The purpose of this arrangement is to secure, as far as possible, the maintenance of the normal ratio between the value of imports and that of exports. When distributing the certificates the character of the goods in question is first and foremost taken into consideration, preference being given to applications as regards raw materials and other articles which form the basis of the export trade (without which there would be no foreign bills of exchange available) or are used in other productive trades.

But in order to avoid arbitrariness and injustice as against individual countries endeavors are furthermore made, in distributing the exchange certificates, to maintain the same ratio between imports from and exports to each country as that which prevailed before the restrictive measures of other countries came into force. (It goes without saying that the endeavors to maintain the normal ratio between imports and exports apply to the year as a whole, not to the separate months).

It will thus be seen that due regard is being paid to the fact that Denmark normally has an adverse balance of trade as against certain countries, including the United States.
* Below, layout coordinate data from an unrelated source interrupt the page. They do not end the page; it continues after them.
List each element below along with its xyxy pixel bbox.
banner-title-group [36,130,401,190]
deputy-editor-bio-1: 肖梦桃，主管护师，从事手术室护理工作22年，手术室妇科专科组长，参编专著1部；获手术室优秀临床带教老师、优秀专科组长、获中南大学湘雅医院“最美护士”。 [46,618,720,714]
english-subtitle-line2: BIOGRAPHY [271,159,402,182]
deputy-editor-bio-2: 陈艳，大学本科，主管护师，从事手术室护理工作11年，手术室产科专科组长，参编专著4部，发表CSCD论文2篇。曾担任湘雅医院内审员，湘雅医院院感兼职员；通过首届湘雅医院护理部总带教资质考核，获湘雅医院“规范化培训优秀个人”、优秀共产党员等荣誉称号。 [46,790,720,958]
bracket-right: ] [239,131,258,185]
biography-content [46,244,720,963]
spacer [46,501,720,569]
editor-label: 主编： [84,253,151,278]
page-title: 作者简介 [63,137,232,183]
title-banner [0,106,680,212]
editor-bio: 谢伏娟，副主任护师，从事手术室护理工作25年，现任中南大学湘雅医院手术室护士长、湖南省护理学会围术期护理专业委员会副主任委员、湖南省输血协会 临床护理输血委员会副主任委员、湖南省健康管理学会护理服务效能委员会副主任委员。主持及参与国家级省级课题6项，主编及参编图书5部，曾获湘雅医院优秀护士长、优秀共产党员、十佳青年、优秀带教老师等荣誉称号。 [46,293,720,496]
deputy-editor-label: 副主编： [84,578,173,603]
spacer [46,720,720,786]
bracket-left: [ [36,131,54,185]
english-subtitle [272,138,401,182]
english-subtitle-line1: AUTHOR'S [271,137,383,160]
No attempt is made to do away with the passive balance, the exchange control measures being directed toward the prevention of a further increase of the adverse ratio, an increase which would disturb the economic equilibrium of Denmark.

The average figures for the last three years show that during that period Denmark has imported about 15 times as much from the United States as she has exported to that country. During the part of the present year for which statistics are available (i.e. the first 5 months) the value of Danish exports to the United States was about 1.8 million Kroner. If the normal ratio between exports and imports had been maintained imports from the United States would [Page 162] thus have amounted to between 25 and 80 million Kroner. As a matter of fact, however, they have reached the sum of 49 million Kroner. It will thus be seen that exchange certificates for imports from the United States have been granted to about twice the extent envisaged by the exchange regime in force. In other words, the United States have, so far, received an exceptionally favorable treatment, probably more so than any other country.

The cases cited in the above mentioned aide-mémoire, concerning the refusal of exchange certificates, may therefore be explained by the fact, that exchange certificates for imports from the United States have already been granted to an extent far exceeding the above mentioned ratio.